Toute occasion est bonne à prendre qui permette de fouiller un peu sa mémoire pour en faire émerger quelques belles figures d’anarchie. Celle que nous offre aujourd’hui l’annonce d’une prochaine édition du livre Les Collectivités d’Aragon, 1936-1939 – initialement paru en Espagne en 1986 – ne sera pas gâchée. Elle motive ce portrait de son auteur, Félix Carrasquer (1905-1993), anarchiste conséquent, persuasif, original et subtil, qui manifesta une authentique passion pour la pédagogie libertaire et pratiqua l’anarchie comme une maïeutique de l’émancipation [1].

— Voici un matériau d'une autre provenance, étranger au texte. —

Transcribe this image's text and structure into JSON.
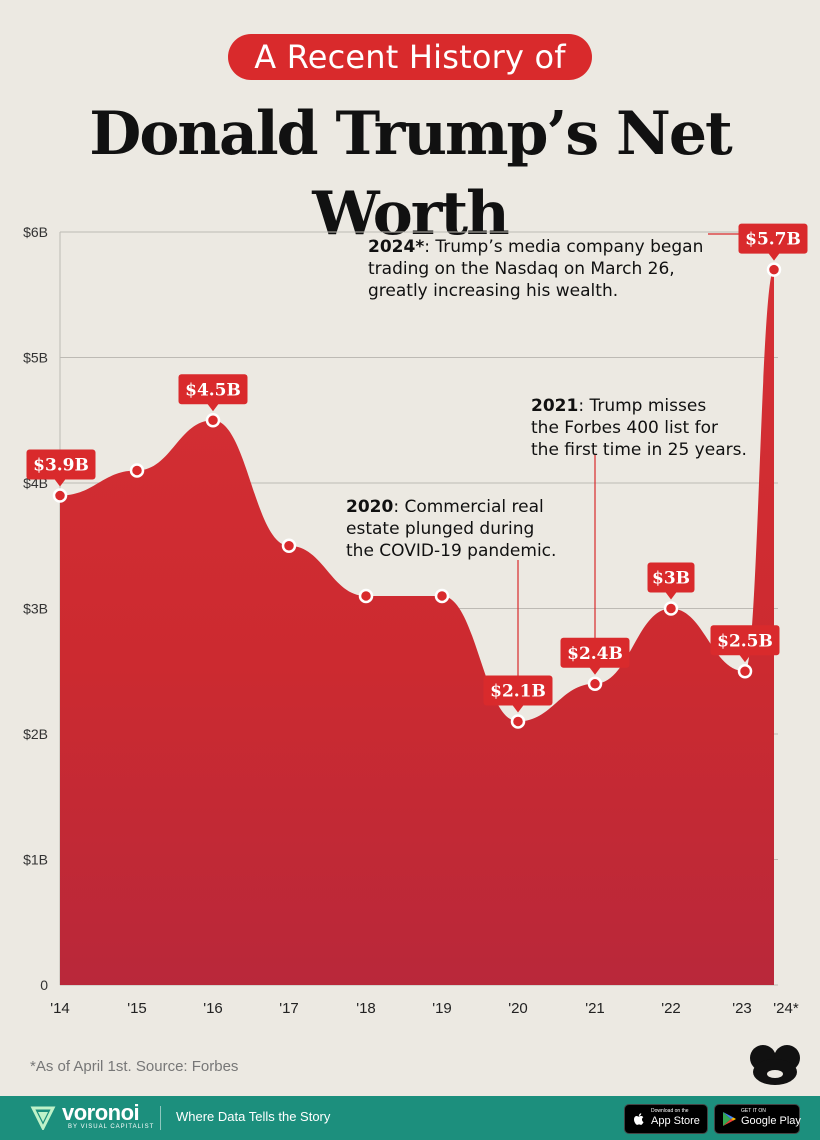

Comme il faut un début à tout, on retiendra celui-ci. À six ans, le jeune Félix déserta les bancs de l’école d’Albalate de Cinca, son village d’Aragon, pour ne jamais y revenir. Il n’avait pas supporté les méthodes caporalistes d’un maître en soumission qui prétendait l’obliger à apprendre l’alphabet alors qu’il savait déjà lire. Sa famille tenta bien de le faire revenir sur sa décision, mais le gamin était têtu : plutôt garder les chèvres que se taper la névrose d’un fonctionnaire caractériel. L’expérience lui apprit beaucoup, d’abord que le dressage n’était pas fait pour lui, ensuite que l’éducation était une affaire sérieuse. La sienne, il se la fit tout seul, en fouillant dans la bibliothèque paternelle et en contemplant la nature. Enfant, il aimait lire Don Quichotte et parler aux arbres. Beau début, avouez, pour un futur révolutionnaire.

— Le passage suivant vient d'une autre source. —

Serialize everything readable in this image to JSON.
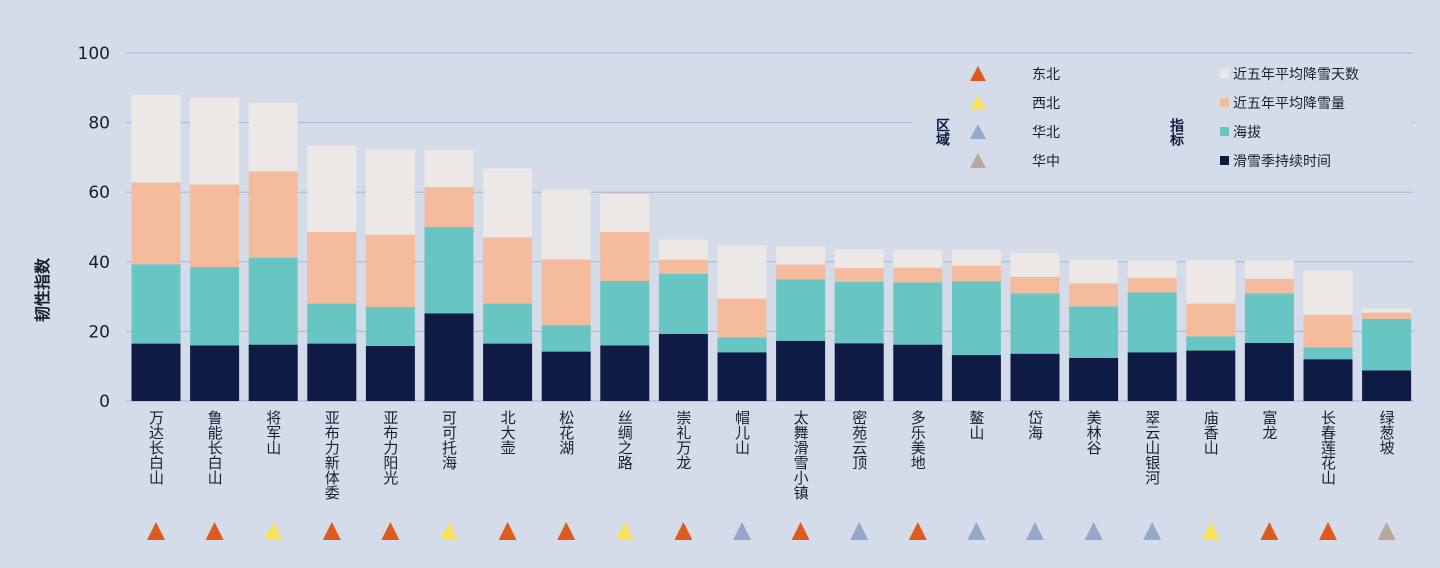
{
  "chart_data": {
    "type": "bar",
    "stacked": true,
    "ylabel": "韧性指数",
    "ylim": [
      0,
      100
    ],
    "yticks": [
      0,
      20,
      40,
      60,
      80,
      100
    ],
    "grid": true,
    "legend_position": "top-right",
    "categories": [
      "万达长白山",
      "鲁能长白山",
      "将军山",
      "亚布力新体委",
      "亚布力阳光",
      "可可托海",
      "北大壶",
      "松花湖",
      "丝绸之路",
      "崇礼万龙",
      "帽儿山",
      "太舞滑雪小镇",
      "密苑云顶",
      "多乐美地",
      "鳌山",
      "岱海",
      "美林谷",
      "翠云山银河",
      "庙香山",
      "富龙",
      "长春莲花山",
      "绿葱坡"
    ],
    "regions": [
      "东北",
      "东北",
      "西北",
      "东北",
      "东北",
      "西北",
      "东北",
      "东北",
      "西北",
      "东北",
      "华北",
      "东北",
      "华北",
      "东北",
      "华北",
      "华北",
      "华北",
      "华北",
      "西北",
      "东北",
      "东北",
      "华中"
    ],
    "series": [
      {
        "name": "滑雪季持续时间",
        "color": "#0d1b45",
        "values": [
          16.5,
          16,
          16.2,
          16.5,
          15.8,
          25.2,
          16.5,
          14.2,
          16,
          19.3,
          14,
          17.3,
          16.6,
          16.2,
          13.2,
          13.6,
          12.4,
          14,
          14.5,
          16.7,
          12,
          8.8
        ]
      },
      {
        "name": "海拔",
        "color": "#67c6c2",
        "values": [
          22.8,
          22.5,
          25,
          11.5,
          11.2,
          24.8,
          11.5,
          7.6,
          18.5,
          17.2,
          4.3,
          17.7,
          17.6,
          17.9,
          21.2,
          17.3,
          14.8,
          17.2,
          4.1,
          14.2,
          3.4,
          14.8
        ]
      },
      {
        "name": "近五年平均降雪量",
        "color": "#f4bb9d",
        "values": [
          23.5,
          23.7,
          24.8,
          20.6,
          20.8,
          11.5,
          19,
          18.9,
          14.1,
          4.1,
          11.2,
          4.2,
          4,
          4.2,
          4.5,
          4.8,
          6.6,
          4.2,
          9.4,
          4.2,
          9.4,
          1.8
        ]
      },
      {
        "name": "近五年平均降雪天数",
        "color": "#ece8e5",
        "values": [
          25.2,
          25,
          19.7,
          24.8,
          24.6,
          10.7,
          19.8,
          20.1,
          10.9,
          5.8,
          15.2,
          5.2,
          5.4,
          5.1,
          4.5,
          6.9,
          6.9,
          5,
          12.5,
          5.3,
          12.6,
          1.2
        ]
      }
    ]
  },
  "legend": {
    "region_title": "区域",
    "region_items": [
      {
        "label": "东北",
        "color": "#e05a1e"
      },
      {
        "label": "西北",
        "color": "#fae35a"
      },
      {
        "label": "华北",
        "color": "#93a8cc"
      },
      {
        "label": "华中",
        "color": "#b8a99a"
      }
    ],
    "indicator_title": "指标"
  }
}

À quatorze ans, le village devient trop petit pour lui, c’est désormais la ville qui l’attire, et Barcelone en particulier. Ses parents résistent de nouveau à l’entêtement du gamin, mais sans grande conviction. Ils savent que rien n’y fera. Pour eux, Barcelone c’est Babylone ; pour Félix, c’est un ailleurs, un appel. On lui coupera les vivres ? Il s’en fiche. Il veut devenir ouvrier boulanger. Non par goût, mais par commodité : travailler la nuit, c’est disposer de ses journées, pense-t-il. L’idée est astucieuse, mais vaine. Il ne tardera pas à le comprendre, car le gamin apprend vite. D’abord à travers les livres, qu’il acquiert à faible prix chez Tomás Herreros, un bouquiniste anarchiste du haut des Ramblas. Ensuite à travers la fréquentation de quelques anarcho-syndicalistes du cru. Tout ensemble donc, il découvre l’exploitation et la question sociale. « Immédiatement, écrira-t-il, je me suis senti attiré par les anarchistes ; ils me semblaient plus humains et plus clairs dans leurs propos. » Question de sympathie, donc, mais aussi d’ardeur, car, en ces années 1920, les mercenaires du patronat font la chasse à tout ce qui porte casquette et lit Solidaridad Obrera. Salvador Seguí, le Noi del Sucre, secrétaire de la CNT catalane, tombera sous leurs balles en mars1923, juste avant qu’un galonné d’opérette, Miguel Primo de Rivera, le père du futur fondateur de la Phalange, ne prenne le pouvoir par un pronunciamiento.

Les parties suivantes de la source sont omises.